What they found is that the most effective pre-training regime was a combination of that text infilling step and the sentence shuffling step. Remember, the idea here is that in pre-training, we're feeding in these corrupted sequences with these two techniques by and large, and having the model learn to uncorrupt those sequences.
The idea there, which is similar to the insight that we had from Electra is that that kind of task can lead the model to understand what good sequences look like. That's the pre-training phase. If you download parameters from Hugging Face, they're likely to be pre-trained in this uncorrupting fashion.

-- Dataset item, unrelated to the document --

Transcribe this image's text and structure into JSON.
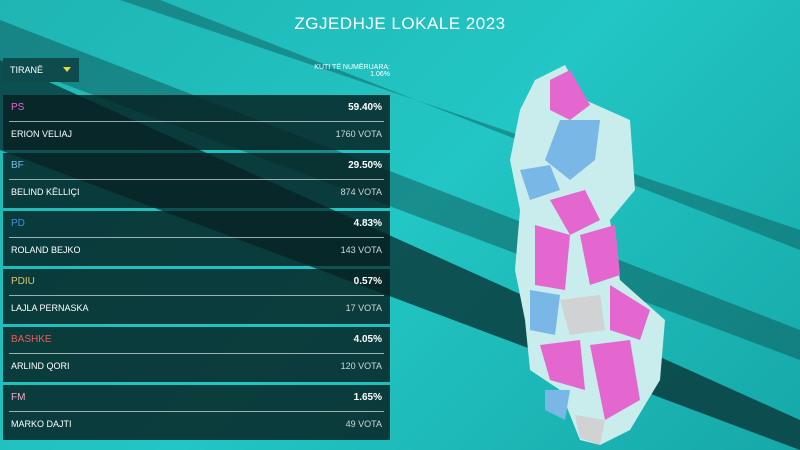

For fine-tuning, the protocol is a little bit different. If we're doing classification tasks, we feed uncorrupted copies of the input into the encoder and the decoder, and then maybe we fine-tune the final decoder state as we would with GPT against our classification task. For standard seek-to-seek problems, we simply feed in the input and the output to the model and then fine-tune it on that basis with no corruption.
The corruption is by and large confined to the pre-training phase. The evidence that is offered in the paper is that that objective puts models in a good pre-trained state where they're really good at these fine-tuning tasks across a lot of different tasks. That's T5 and BART. That's just two samples from the wide range of different seek-to-seek architectures that are out there.
But I think they're both very powerful as pre-trained artifacts that you can make use of and also highlight some of the innovation that is happening with transformers in the seek-to-seek space.